The fact is that The Wachowskis, very deserving of their collective capitalised ‘The’, have literally ripped the still-beating heart of the world’s problems and delivered them on a silver platter. What you do next is up to you, because you have just spent time immersing yourself in each main character’s specific and location-specific issues, but they all relate back to you in some form or another.
Personally, HIV/AIDS does not affect me directly, but does affect friends. I am lucky enough to not have a family that would institutionalise me if I told them I was trans, but what if that were not the case. In my field of expertise it does not matter if you are gay, but not all career paths are like that. I remember the 7/7 bombings but the fight between religion and atheism does not beat down my door. I was raised in the 90s in England, but who can’t remember what it’s like to feel different at school for whatever reason? I wish I could say my society doesn’t devalue women and place them lower on the food chain than men, but it does.
Sense8 is one of those shows that reminds you of all of the above and keeps hitting you with it until you understand the message – this world is not perfect and needs to be fixed yesterday. This is not just a TV show that highlights societal problems, it is a call to arms. And if you binge-watch it in the same way that most of us have watched RuPaul’s Drag Race, Warehouse 13 or Doctor Who, then this message will be repeated over and over and over.

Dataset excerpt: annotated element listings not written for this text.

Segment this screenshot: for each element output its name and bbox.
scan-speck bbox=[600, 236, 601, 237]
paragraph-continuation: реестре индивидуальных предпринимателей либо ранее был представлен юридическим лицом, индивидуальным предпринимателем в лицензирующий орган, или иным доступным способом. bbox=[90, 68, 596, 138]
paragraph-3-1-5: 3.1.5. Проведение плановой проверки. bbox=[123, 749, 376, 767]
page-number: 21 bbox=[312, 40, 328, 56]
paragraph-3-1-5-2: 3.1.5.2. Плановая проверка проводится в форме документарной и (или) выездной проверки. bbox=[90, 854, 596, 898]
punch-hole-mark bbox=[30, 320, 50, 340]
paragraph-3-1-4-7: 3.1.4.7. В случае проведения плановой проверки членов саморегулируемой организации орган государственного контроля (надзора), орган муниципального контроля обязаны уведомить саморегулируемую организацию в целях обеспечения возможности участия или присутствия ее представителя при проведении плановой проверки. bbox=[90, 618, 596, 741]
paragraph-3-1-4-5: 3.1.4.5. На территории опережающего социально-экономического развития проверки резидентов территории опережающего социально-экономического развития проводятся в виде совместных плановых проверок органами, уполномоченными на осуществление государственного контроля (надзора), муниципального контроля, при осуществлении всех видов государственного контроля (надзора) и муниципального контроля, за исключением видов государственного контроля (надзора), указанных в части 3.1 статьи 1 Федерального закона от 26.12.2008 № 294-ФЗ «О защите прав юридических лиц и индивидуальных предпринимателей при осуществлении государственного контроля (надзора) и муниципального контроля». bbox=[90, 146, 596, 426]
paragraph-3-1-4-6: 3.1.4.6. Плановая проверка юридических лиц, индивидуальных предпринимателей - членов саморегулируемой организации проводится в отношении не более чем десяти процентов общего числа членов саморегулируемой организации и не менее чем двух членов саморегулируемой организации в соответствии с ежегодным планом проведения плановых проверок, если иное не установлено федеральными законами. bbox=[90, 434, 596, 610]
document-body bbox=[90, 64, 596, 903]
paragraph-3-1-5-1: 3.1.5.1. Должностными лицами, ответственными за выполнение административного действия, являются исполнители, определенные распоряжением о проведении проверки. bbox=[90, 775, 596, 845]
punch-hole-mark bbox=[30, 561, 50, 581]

This is mandatory viewing for all of humanity, because if you are human this is the greatest opportunity to emotionally connect with some of the problems of the world that you never thought possible. Maybe afterwards you will want to do something and help, or maybe you will cry and chat to people about it.
All that and delivering a smart and funny drama that, while predictable, keeps you involved right to the very end – good job Sense8.